A few weeks ago I was swimming at the gym and a young girl (I’m guessing 8-years-old) stopped me and said, “If you want I can teach you how to swim so that you’ll actually lose weight.” After my initial embarrassment (because everyone in the pool heard), I laughed it off. I assumed that she thought I looked so awkward swimming that I was getting nothing out of it. And, I may be reading too much into it, but I think there is a valid discussion point here.
(Picture to left: Me, today with the body of someone an 8-year-old thinks should lose weight.)
I posted the comment on Facebook and told my classes about it. People had differing views but many were really upset. And it got me thinking about young girls and body image.
First of all, there is the good point that I wasn’t swimming to lose weight. I was training for a triathlon. And I swim because it’s good for my joints and keeps me running. Lots of people swim because they enjoy it. Losing weight is certainly not the only reason to do something active. And for many people won’t be enough incentive to keep them active.
But what did bother me is that this little girl, who did not appear to have a weight problem thought I did. (Only I’m allowed to think that…kidding.) I’m no Victoria Secret model, but I’m pretty sure no one I know would suggest I lose weight. I’m 5’4” and 135 pounds. My waist is 28 ½ inches (I didn’t know that off the cuff; I had to measure just now.) I’m reasonably muscular. That’s not to say that I don’t have fat on my body. I do, and could I lose some? >Sure, but I don’t need to lose weight. Wanting and needing to lose weight are two different things.
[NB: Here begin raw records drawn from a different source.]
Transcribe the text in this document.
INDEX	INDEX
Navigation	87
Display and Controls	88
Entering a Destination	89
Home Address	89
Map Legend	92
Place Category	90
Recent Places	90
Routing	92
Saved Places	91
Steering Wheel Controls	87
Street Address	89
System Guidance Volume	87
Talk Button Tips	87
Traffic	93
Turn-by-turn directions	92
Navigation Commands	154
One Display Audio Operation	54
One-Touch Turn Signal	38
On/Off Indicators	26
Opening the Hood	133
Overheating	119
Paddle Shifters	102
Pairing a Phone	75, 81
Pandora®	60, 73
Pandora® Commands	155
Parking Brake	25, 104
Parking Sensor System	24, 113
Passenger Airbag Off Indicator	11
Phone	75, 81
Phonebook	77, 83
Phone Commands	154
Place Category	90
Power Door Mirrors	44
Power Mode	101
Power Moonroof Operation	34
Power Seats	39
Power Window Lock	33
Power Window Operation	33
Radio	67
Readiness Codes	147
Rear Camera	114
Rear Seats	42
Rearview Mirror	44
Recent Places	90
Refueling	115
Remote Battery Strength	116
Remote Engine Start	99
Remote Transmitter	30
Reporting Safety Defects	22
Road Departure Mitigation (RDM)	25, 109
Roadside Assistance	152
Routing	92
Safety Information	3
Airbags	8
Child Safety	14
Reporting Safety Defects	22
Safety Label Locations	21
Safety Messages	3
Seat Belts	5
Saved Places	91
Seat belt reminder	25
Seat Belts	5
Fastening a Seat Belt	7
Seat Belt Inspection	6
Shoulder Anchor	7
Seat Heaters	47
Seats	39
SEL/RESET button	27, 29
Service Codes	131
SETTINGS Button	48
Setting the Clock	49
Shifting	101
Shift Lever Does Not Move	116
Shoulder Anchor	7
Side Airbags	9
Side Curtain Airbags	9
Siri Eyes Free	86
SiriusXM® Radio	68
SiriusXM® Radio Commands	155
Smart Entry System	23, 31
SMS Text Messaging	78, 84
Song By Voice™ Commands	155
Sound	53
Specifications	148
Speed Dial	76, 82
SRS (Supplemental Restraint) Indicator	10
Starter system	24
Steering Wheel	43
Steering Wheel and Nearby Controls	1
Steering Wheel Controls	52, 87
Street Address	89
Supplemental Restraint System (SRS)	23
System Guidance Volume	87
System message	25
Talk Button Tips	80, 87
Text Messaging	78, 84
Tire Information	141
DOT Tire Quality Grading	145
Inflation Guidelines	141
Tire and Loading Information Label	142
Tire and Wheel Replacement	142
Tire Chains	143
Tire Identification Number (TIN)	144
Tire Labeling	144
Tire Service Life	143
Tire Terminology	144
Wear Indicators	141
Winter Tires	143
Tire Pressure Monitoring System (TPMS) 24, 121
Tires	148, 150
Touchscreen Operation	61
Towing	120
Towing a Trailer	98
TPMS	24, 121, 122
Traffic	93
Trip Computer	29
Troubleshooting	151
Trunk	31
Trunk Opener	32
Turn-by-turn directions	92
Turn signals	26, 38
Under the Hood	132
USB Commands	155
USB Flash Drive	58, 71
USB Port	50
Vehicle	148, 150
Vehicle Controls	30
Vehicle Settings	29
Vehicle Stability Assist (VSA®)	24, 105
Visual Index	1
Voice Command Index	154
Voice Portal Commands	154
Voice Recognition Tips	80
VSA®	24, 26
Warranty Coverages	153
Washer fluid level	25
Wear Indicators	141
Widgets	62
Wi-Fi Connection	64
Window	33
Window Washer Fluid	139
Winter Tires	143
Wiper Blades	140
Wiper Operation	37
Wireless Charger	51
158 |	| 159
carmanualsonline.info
I do think it’s important to teach kids to be healthy and find types of movement they enjoy to help keep them active. Research is clear: the body wants to move and physical activity makes for healthier, happier people. There is ZERO debate on that topic. I think if you have a child who is struggling with obesity it is a hard topic you need to discuss with them. And the whole family probably needs to make changes to help and encourage that child without making them feel bad.
We need to encourage kids to be healthy and active, not skinny. Skinny and healthy are not synonymous. I don’t mean to be a snob, and I don’t have the best body image (I’d be lying if I told you I wouldn’t like to lose about five pounds), but I’m not overweight and there is something wrong with a young girl thinking I am. Her perspective is warped. And I worry for her own self-worth and value and current or future food issues as much as I do when I see a really hefty child. Being too skinny can be just as unhealthy as being too heavy. Being obsessed with being skinny can make your life miserable. I’m a woman, trust me. I know I have wasted far too many hours wanting to be thinner. And though we do have an obesity epidemic, we also have a number of young people, particularly girls with eating disorders.
It is vital that we get the goal of young girls to be about health and not about how skinny they are. Because really, if you value yourself by your weight, not your intelligence, capabilities, or kindness, what are you valuing—not much at all. Motivate young girls to be active and you empower them. Motivate young girls to be skinny and you diminish them.